Fernando Múgica, in memoriam

Siempre pude admirar en Fernando al auténtico periodista, a la persona insobornable dispuesta a ponerse al mundo por montera para perseguir la verdad.

Siempre pude admirar en Fernando al auténtico periodista, a la persona insobornable dispuesta a ponerse al mundo por montera para perseguir la verdad.
Fernando Múgica | EFE

Conocí a Fernando Múgica en la estación de Atocha. ¿Principios de 2005, tal vez? Yo ya había publicado mis primeras investigaciones sobre la masacre de Madrid y él era el maestro de periodistas que tanto había contribuido a abrirme los ojos con aquel primer artículo de su serie "Los agujeros negros del 11-M".

Llegué al lugar de la cita con antelación y él también lo hizo. Tomamos un café. Era un hombre cautivador, con esa manera socarrona de hablar de quien ha visto casi de todo y está de vuelta de casi todo, pero a la vez capaz de transmitir una cordialidad infinita, de hacerte sentir cómodo en su presencia. Era casi imposible no empatizar con él, a pesar de esa coraza que siempre percibías en su forma de expresarse. Y tenía esa forma de preguntar, a la vez incisiva y casual, que caracteriza a los buenos reporteros de investigación.

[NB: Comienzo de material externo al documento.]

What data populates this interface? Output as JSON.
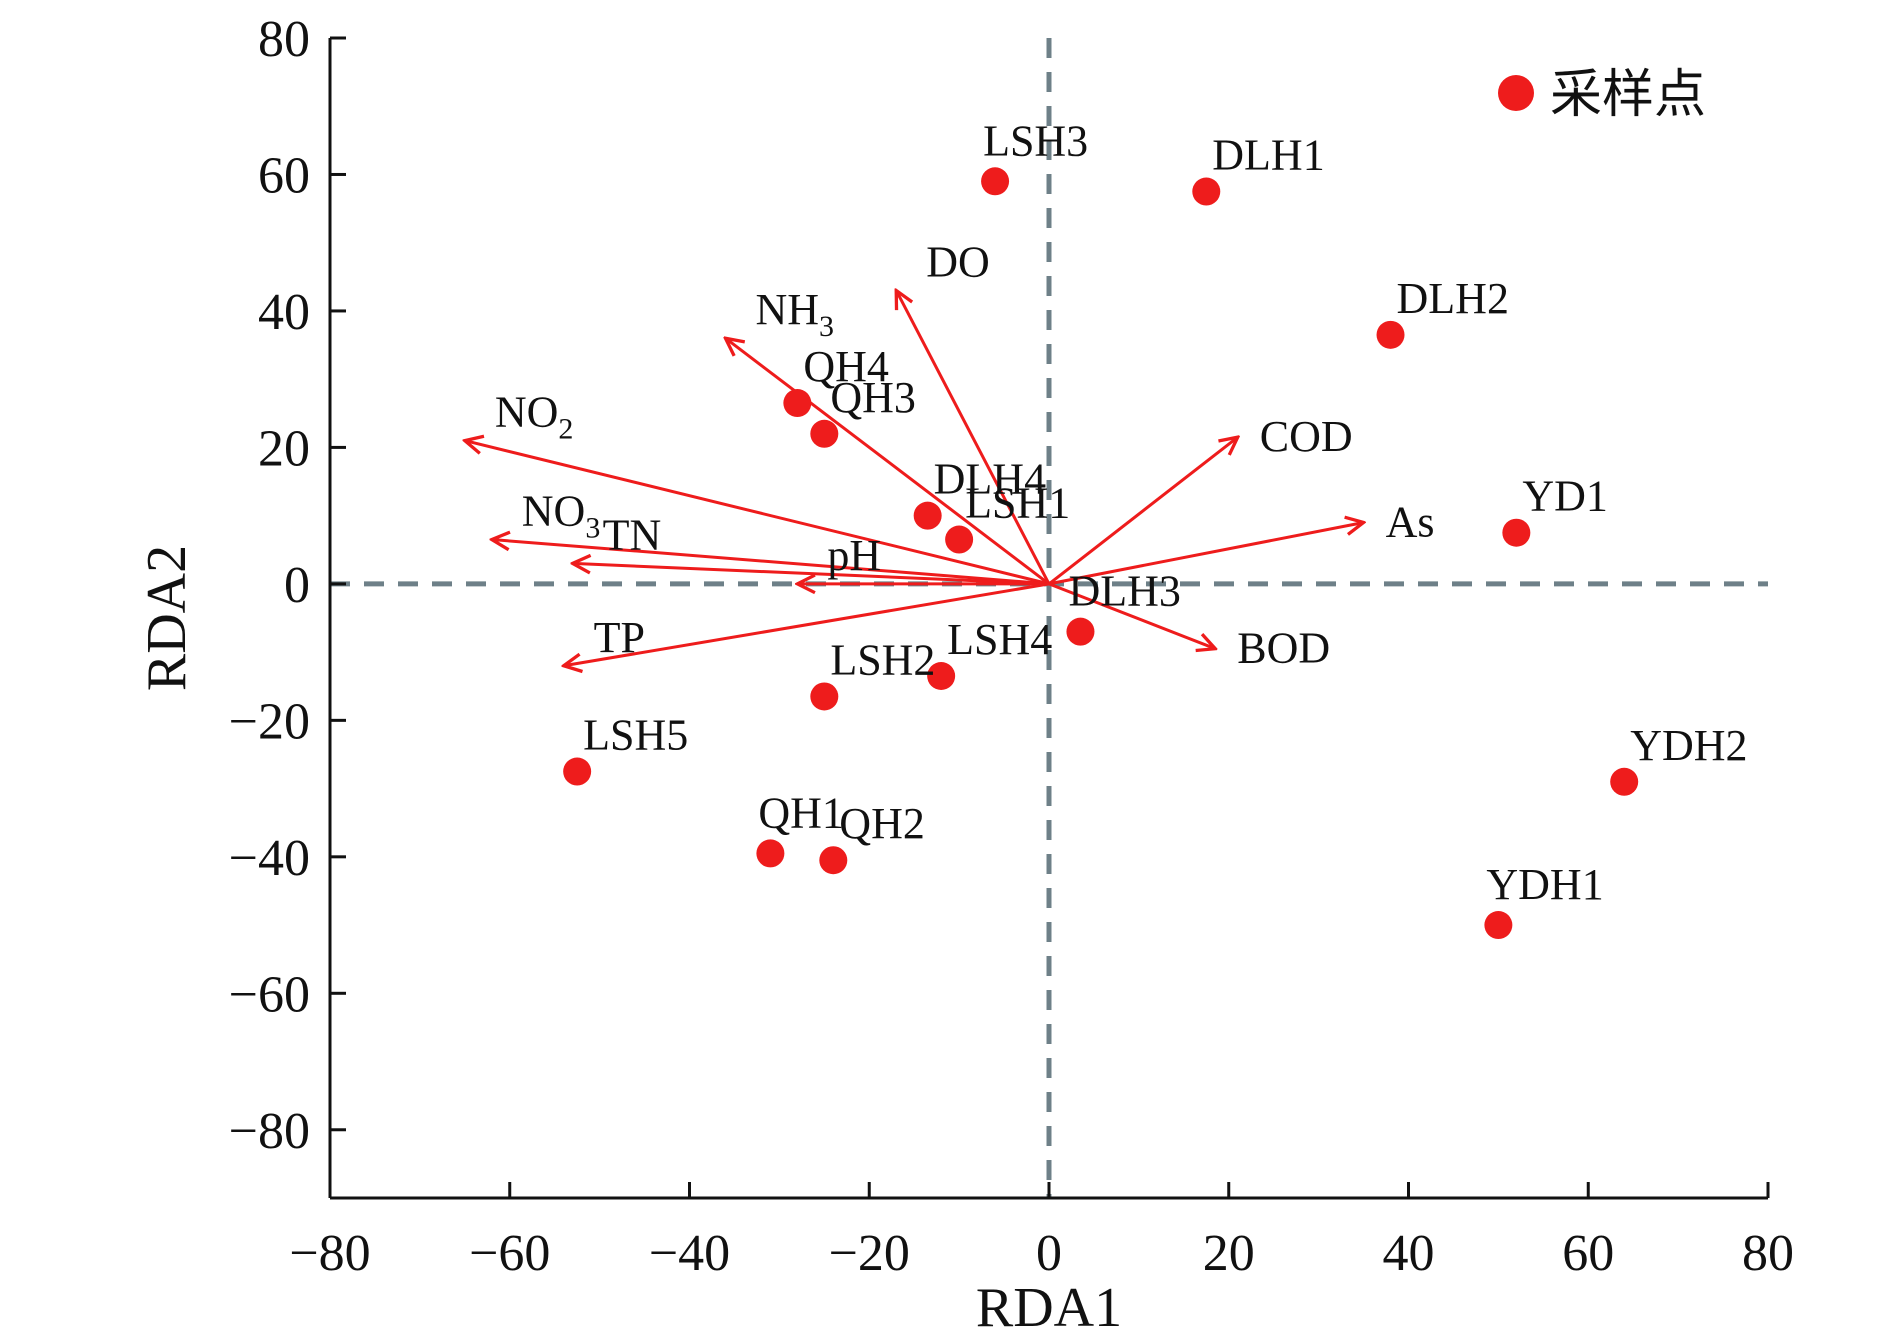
{
  "chart_data": {
    "type": "scatter",
    "title": "",
    "xlabel": "RDA1",
    "ylabel": "RDA2",
    "xlim": [
      -80,
      80
    ],
    "ylim": [
      -90,
      80
    ],
    "xticks": [
      -80,
      -60,
      -40,
      -20,
      0,
      20,
      40,
      60,
      80
    ],
    "yticks": [
      -80,
      -60,
      -40,
      -20,
      0,
      20,
      40,
      60,
      80
    ],
    "tick_labels_x": [
      "−80",
      "−60",
      "−40",
      "−20",
      "0",
      "20",
      "40",
      "60",
      "80"
    ],
    "tick_labels_y": [
      "−80",
      "−60",
      "−40",
      "−20",
      "0",
      "20",
      "40",
      "60",
      "80"
    ],
    "reference_lines": {
      "x": 0,
      "y": 0,
      "style": "dashed"
    },
    "colors": {
      "marker": "#ee1c1c",
      "arrow": "#ee1c1c",
      "axis": "#111111",
      "reference": "#6e8088"
    },
    "legend": {
      "label": "采样点",
      "position": "top-right"
    },
    "sites": [
      {
        "name": "LSH3",
        "x": -6,
        "y": 59,
        "label_pos": "above"
      },
      {
        "name": "DLH1",
        "x": 17.5,
        "y": 57.5,
        "label_pos": "upper-right"
      },
      {
        "name": "DLH2",
        "x": 38,
        "y": 36.5,
        "label_pos": "upper-right"
      },
      {
        "name": "QH4",
        "x": -28,
        "y": 26.5,
        "label_pos": "upper-right"
      },
      {
        "name": "QH3",
        "x": -25,
        "y": 22,
        "label_pos": "upper-right"
      },
      {
        "name": "DLH4",
        "x": -13.5,
        "y": 10,
        "label_pos": "upper-right"
      },
      {
        "name": "LSH1",
        "x": -10,
        "y": 6.5,
        "label_pos": "upper-right"
      },
      {
        "name": "YD1",
        "x": 52,
        "y": 7.5,
        "label_pos": "upper-right"
      },
      {
        "name": "DLH3",
        "x": 3.5,
        "y": -7,
        "label_pos": "above"
      },
      {
        "name": "LSH4",
        "x": -12,
        "y": -13.5,
        "label_pos": "upper-right"
      },
      {
        "name": "LSH2",
        "x": -25,
        "y": -16.5,
        "label_pos": "upper-right"
      },
      {
        "name": "LSH5",
        "x": -52.5,
        "y": -27.5,
        "label_pos": "upper-right"
      },
      {
        "name": "YDH2",
        "x": 64,
        "y": -29,
        "label_pos": "upper-right"
      },
      {
        "name": "QH1",
        "x": -31,
        "y": -39.5,
        "label_pos": "above"
      },
      {
        "name": "QH2",
        "x": -24,
        "y": -40.5,
        "label_pos": "upper-right"
      },
      {
        "name": "YDH1",
        "x": 50,
        "y": -50,
        "label_pos": "above"
      }
    ],
    "variables": [
      {
        "name": "DO",
        "main": "DO",
        "sub": "",
        "x": -17,
        "y": 43,
        "label_pos": "upper-right"
      },
      {
        "name": "NH3",
        "main": "NH",
        "sub": "3",
        "x": -36,
        "y": 36,
        "label_pos": "upper-right"
      },
      {
        "name": "NO2",
        "main": "NO",
        "sub": "2",
        "x": -65,
        "y": 21,
        "label_pos": "upper-right"
      },
      {
        "name": "COD",
        "main": "COD",
        "sub": "",
        "x": 21,
        "y": 21.5,
        "label_pos": "right"
      },
      {
        "name": "As",
        "main": "As",
        "sub": "",
        "x": 35,
        "y": 9,
        "label_pos": "right"
      },
      {
        "name": "NO3",
        "main": "NO",
        "sub": "3",
        "x": -62,
        "y": 6.5,
        "label_pos": "upper-right"
      },
      {
        "name": "TN",
        "main": "TN",
        "sub": "",
        "x": -53,
        "y": 3,
        "label_pos": "upper-right"
      },
      {
        "name": "pH",
        "main": "pH",
        "sub": "",
        "x": -28,
        "y": 0,
        "label_pos": "upper-right"
      },
      {
        "name": "BOD",
        "main": "BOD",
        "sub": "",
        "x": 18.5,
        "y": -9.5,
        "label_pos": "right"
      },
      {
        "name": "TP",
        "main": "TP",
        "sub": "",
        "x": -54,
        "y": -12,
        "label_pos": "upper-right"
      }
    ]
  }
}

Desde entonces, nos vimos en varias docenas de ocasiones. Alguna vez colaboramos puntualmente. Muchas otras nos limitábamos a intercambiar puntos de vista sobre unas investigaciones protagonizadas, casi en exclusiva, por nuestros dos medios: El Mundo y Libertad Digital. "Si nos dejan seguir investigando", recuerdo que me decía, "es porque estamos aún muy lejos de la verdad. El día que nos acerquemos demasiado, nos meterán dos tiros". Y exhibía una sonrisa de niño travieso. Tenía la virtud de sugerir abismos como quien comenta que ha comprado dos barras de pan.

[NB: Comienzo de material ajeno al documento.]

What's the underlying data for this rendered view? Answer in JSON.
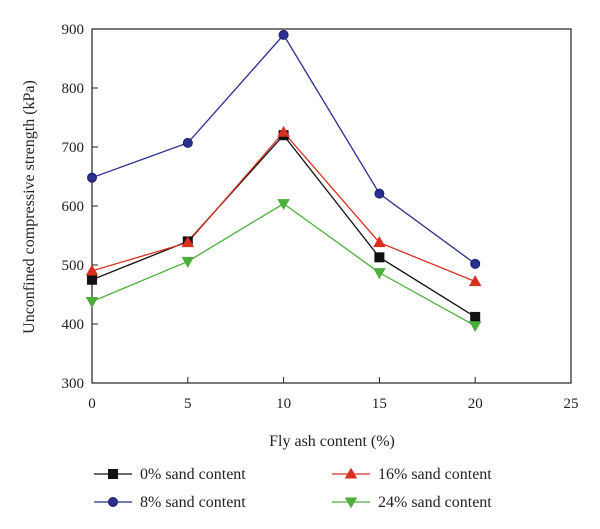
{
  "chart_data": {
    "type": "line",
    "xlabel": "Fly ash content (%)",
    "ylabel": "Unconfined compressive strength (kPa)",
    "xlim": [
      0,
      25
    ],
    "ylim": [
      300,
      900
    ],
    "xticks": [
      0,
      5,
      10,
      15,
      20,
      25
    ],
    "yticks": [
      300,
      400,
      500,
      600,
      700,
      800,
      900
    ],
    "x": [
      0,
      5,
      10,
      15,
      20
    ],
    "grid": false,
    "legend_position": "bottom",
    "series": [
      {
        "name": "0% sand content",
        "values": [
          475,
          540,
          720,
          513,
          412
        ],
        "color": "#111111",
        "marker": "square"
      },
      {
        "name": "8% sand content",
        "values": [
          648,
          707,
          890,
          621,
          502
        ],
        "color": "#2b2f8f",
        "marker": "circle"
      },
      {
        "name": "16% sand content",
        "values": [
          490,
          538,
          725,
          538,
          472
        ],
        "color": "#d7301f",
        "marker": "triangle-up"
      },
      {
        "name": "24% sand content",
        "values": [
          438,
          506,
          604,
          487,
          397
        ],
        "color": "#4caf3c",
        "marker": "triangle-down"
      }
    ]
  }
}
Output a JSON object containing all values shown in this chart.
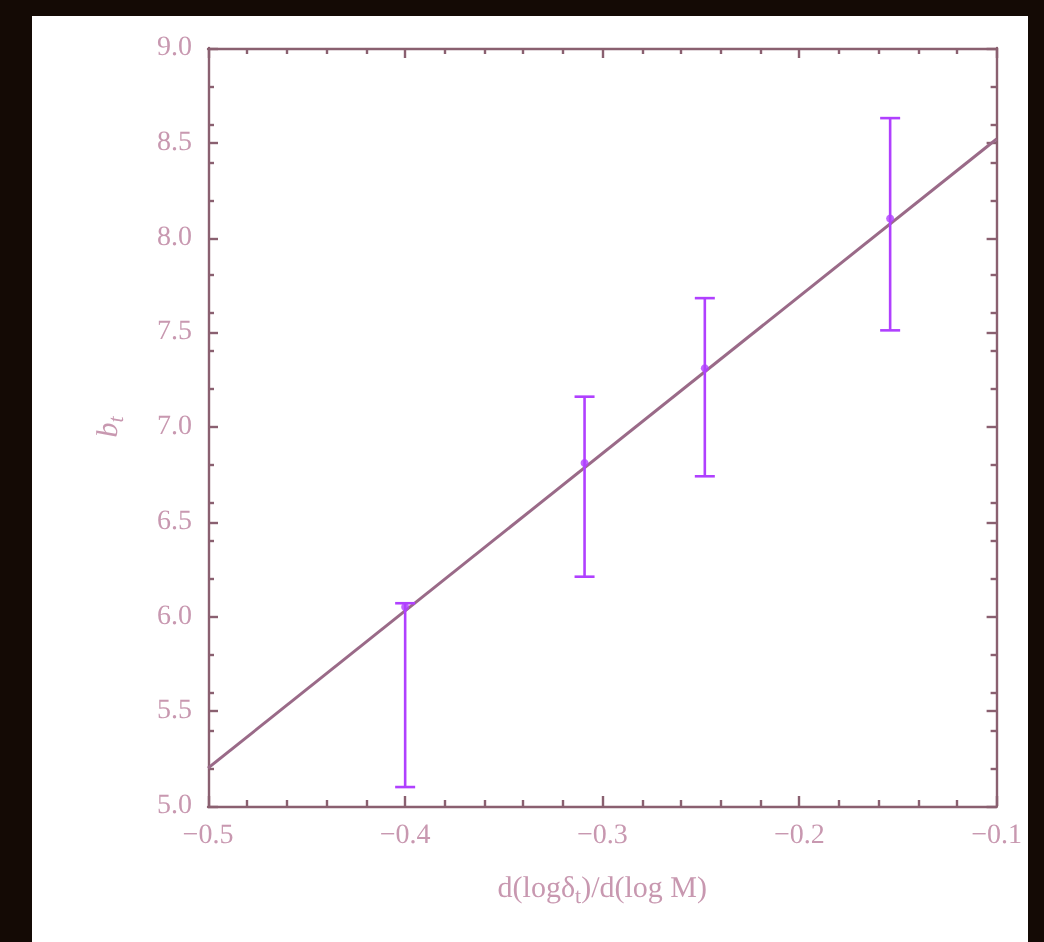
{
  "chart_data": {
    "type": "scatter",
    "xlabel": "d(logδ$_{t}$)/d(log M)",
    "ylabel": "b$_{t}$",
    "xlim": [
      -0.5,
      -0.1
    ],
    "xticks": [
      -0.5,
      -0.4,
      -0.3,
      -0.2,
      -0.1
    ],
    "ylim": [
      5.0,
      9.0
    ],
    "yticks": [
      {
        "value": 5,
        "label": "5.0"
      },
      5.5,
      {
        "value": 6,
        "label": "6.0"
      },
      6.5,
      {
        "value": 7,
        "label": "7.0"
      },
      7.5,
      {
        "value": 8,
        "label": "8.0"
      },
      8.5,
      {
        "value": 9,
        "label": "9.0"
      }
    ],
    "grid": false,
    "series": [
      {
        "marker": "circle",
        "color": "#b040ff",
        "x": [
          -0.4,
          -0.309,
          -0.248,
          -0.154
        ],
        "values": [
          6.05,
          6.81,
          7.31,
          8.1
        ],
        "errors": [
          [
            5.1,
            6.07
          ],
          [
            6.21,
            7.16
          ],
          [
            6.74,
            7.68
          ],
          [
            7.51,
            8.63
          ]
        ]
      },
      {
        "type": "line",
        "color": "#9a6a88",
        "x": [
          -0.5,
          -0.1
        ],
        "values": [
          5.2,
          8.52
        ]
      }
    ]
  }
}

Los dos coincidíamos en que la versión oficial del 11-M no contenía un solo átomo de verdad, pero discrepábamos en cuanto a la autoría real de la matanza. Mientras que yo sostenía que era obra de las cloacas de nuestros propios servicios de información, él inscribía la masacre de Madrid dentro de una guerra mucho más global. Tenía una visión más geopolítica: el 11-M, según él, fue un atentado de bandera falsa ideado fuera de España, en el que nada salió como debía.

A él le debemos aquel primer artículo - publicado el mismo día que se anunció la retirada de las tropas españolas de Irak- en el que la versión oficial quedaba al desnudo, expuesta en toda su crudeza la inmensa chapuza con que se construyó. A él le debemos que el tribunal del 11-M dejara caer, como prueba falsa, aquel coche Skoda Fabia que apareció en Alcalá de Henares tres meses después de la masacre, cargado de prendas de ropa con el ADN de presuntos islamistas. A él le debemos, en suma, buena parte de la tarea de demolición que nos ha permitido constatar que seguimos sin saber quién cometió ese atentado.

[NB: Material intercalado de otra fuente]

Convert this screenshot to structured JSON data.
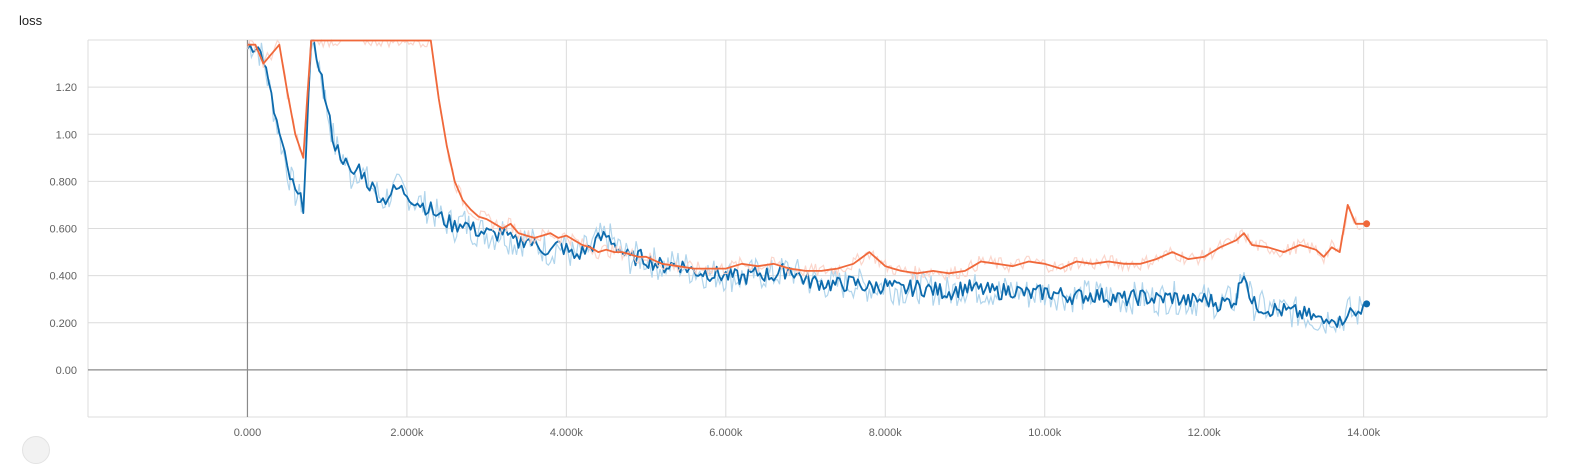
{
  "chart_data": {
    "type": "line",
    "title": "loss",
    "xlabel": "",
    "ylabel": "",
    "xlim": [
      -2000,
      16300
    ],
    "ylim": [
      -0.2,
      1.4
    ],
    "grid": true,
    "legend": "none",
    "x_ticks": [
      0,
      2000,
      4000,
      6000,
      8000,
      10000,
      12000,
      14000
    ],
    "x_tick_labels": [
      "0.000",
      "2.000k",
      "4.000k",
      "6.000k",
      "8.000k",
      "10.00k",
      "12.00k",
      "14.00k"
    ],
    "y_ticks": [
      0,
      0.2,
      0.4,
      0.6,
      0.8,
      1.0,
      1.2
    ],
    "y_tick_labels": [
      "0.00",
      "0.200",
      "0.400",
      "0.600",
      "0.800",
      "1.00",
      "1.20"
    ],
    "series": [
      {
        "color": "#0d6bad",
        "raw_color": "#a9d0ea",
        "x": [
          0,
          100,
          200,
          300,
          400,
          500,
          600,
          700,
          800,
          900,
          1000,
          1100,
          1200,
          1300,
          1400,
          1500,
          1600,
          1700,
          1800,
          1900,
          2000,
          2100,
          2200,
          2300,
          2400,
          2500,
          2600,
          2700,
          2800,
          2900,
          3000,
          3100,
          3200,
          3300,
          3400,
          3500,
          3600,
          3700,
          3800,
          3900,
          4000,
          4100,
          4200,
          4300,
          4400,
          4500,
          4600,
          4700,
          4800,
          4900,
          5000,
          5200,
          5400,
          5600,
          5800,
          6000,
          6200,
          6400,
          6600,
          6800,
          7000,
          7200,
          7400,
          7600,
          7800,
          8000,
          8200,
          8400,
          8600,
          8800,
          9000,
          9200,
          9400,
          9600,
          9800,
          10000,
          10200,
          10400,
          10600,
          10800,
          11000,
          11200,
          11400,
          11600,
          11800,
          12000,
          12200,
          12400,
          12500,
          12600,
          12800,
          13000,
          13200,
          13400,
          13500,
          13600,
          13700,
          13800,
          13900,
          14000
        ],
        "y": [
          1.38,
          1.38,
          1.32,
          1.15,
          1.0,
          0.85,
          0.75,
          0.7,
          1.4,
          1.3,
          1.1,
          0.95,
          0.9,
          0.82,
          0.86,
          0.8,
          0.76,
          0.72,
          0.75,
          0.77,
          0.75,
          0.72,
          0.7,
          0.68,
          0.65,
          0.63,
          0.61,
          0.63,
          0.6,
          0.59,
          0.58,
          0.57,
          0.59,
          0.55,
          0.54,
          0.56,
          0.53,
          0.52,
          0.5,
          0.53,
          0.51,
          0.48,
          0.5,
          0.52,
          0.55,
          0.57,
          0.54,
          0.5,
          0.47,
          0.48,
          0.47,
          0.44,
          0.45,
          0.42,
          0.41,
          0.4,
          0.39,
          0.41,
          0.4,
          0.43,
          0.38,
          0.37,
          0.36,
          0.37,
          0.35,
          0.36,
          0.34,
          0.35,
          0.34,
          0.33,
          0.35,
          0.34,
          0.33,
          0.34,
          0.32,
          0.33,
          0.32,
          0.31,
          0.32,
          0.31,
          0.3,
          0.31,
          0.3,
          0.31,
          0.29,
          0.3,
          0.28,
          0.3,
          0.43,
          0.28,
          0.26,
          0.25,
          0.24,
          0.22,
          0.2,
          0.24,
          0.2,
          0.25,
          0.23,
          0.28
        ],
        "last_value": 0.28
      },
      {
        "color": "#f0683a",
        "raw_color": "#fbd2c6",
        "x": [
          0,
          100,
          200,
          300,
          400,
          500,
          600,
          700,
          800,
          900,
          1000,
          1100,
          1200,
          1300,
          1400,
          1500,
          1600,
          1700,
          1800,
          1900,
          2000,
          2100,
          2200,
          2300,
          2400,
          2500,
          2600,
          2700,
          2800,
          2900,
          3000,
          3100,
          3200,
          3300,
          3400,
          3500,
          3600,
          3700,
          3800,
          3900,
          4000,
          4100,
          4200,
          4300,
          4400,
          4500,
          4600,
          4700,
          4800,
          4900,
          5000,
          5200,
          5400,
          5600,
          5800,
          6000,
          6200,
          6400,
          6600,
          6800,
          7000,
          7200,
          7400,
          7600,
          7800,
          8000,
          8200,
          8400,
          8600,
          8800,
          9000,
          9200,
          9400,
          9600,
          9800,
          10000,
          10200,
          10400,
          10600,
          10800,
          11000,
          11200,
          11400,
          11600,
          11800,
          12000,
          12200,
          12400,
          12500,
          12600,
          12800,
          13000,
          13200,
          13400,
          13500,
          13600,
          13700,
          13800,
          13900,
          14000
        ],
        "y": [
          1.38,
          1.38,
          1.3,
          1.34,
          1.38,
          1.18,
          1.0,
          0.9,
          1.4,
          1.4,
          1.4,
          1.4,
          1.4,
          1.4,
          1.4,
          1.4,
          1.4,
          1.4,
          1.4,
          1.4,
          1.4,
          1.4,
          1.4,
          1.4,
          1.15,
          0.95,
          0.8,
          0.72,
          0.68,
          0.65,
          0.64,
          0.62,
          0.6,
          0.62,
          0.58,
          0.57,
          0.56,
          0.57,
          0.58,
          0.56,
          0.57,
          0.55,
          0.53,
          0.52,
          0.5,
          0.51,
          0.5,
          0.5,
          0.49,
          0.48,
          0.48,
          0.45,
          0.44,
          0.43,
          0.43,
          0.43,
          0.45,
          0.44,
          0.45,
          0.43,
          0.42,
          0.42,
          0.43,
          0.45,
          0.5,
          0.44,
          0.42,
          0.41,
          0.42,
          0.41,
          0.42,
          0.46,
          0.45,
          0.44,
          0.46,
          0.45,
          0.43,
          0.46,
          0.45,
          0.46,
          0.45,
          0.45,
          0.47,
          0.5,
          0.47,
          0.48,
          0.52,
          0.55,
          0.58,
          0.53,
          0.52,
          0.5,
          0.53,
          0.51,
          0.48,
          0.52,
          0.5,
          0.7,
          0.62,
          0.62
        ],
        "last_value": 0.62
      }
    ]
  }
}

Le escuché en muchas ocasiones comentar con ironía la actitud de algunos de nuestros compañeros de profesión, empeñados en defender lo indefendible. Pero aquella ironía no podía ocultar nunca del todo la tristeza que le causaban los ataques de alguna gente que diría lo que fuera por servir a sus amos.

Compartí con él algún viaje. Intercambiamos datos en más de una ocasión. Y siempre pude admirar en Fernando al auténtico periodista, al maestro de reporteros, a la persona insobornable dispuesta a ponerse al mundo por montera para perseguir la verdad. Fueran cuales fuesen las consecuencias. Y vaya si las tuvo su compromiso con el periodismo. "El 11-M me ha costado la vida", declaró en la que creo que es la última entrevista que le hicieron, hace ahora un año.

Resultaba difícil, para los que le conocieron, no sentir cariño por Fernando. Y resulta imposible, para los que le admirábamos, no sentir una pena inmensa por su muerte. Nos ha dejado un gran profesional y una gran persona. Alguien de quien tanto aprendí y a quien todos los españoles tanto debemos. Un hombre que amaba el periodismo hasta la extenuación.

Descansa en paz, Fernando. Dejas en nuestros corazones un inmenso agujero negro, que nadie podrá nunca llenar.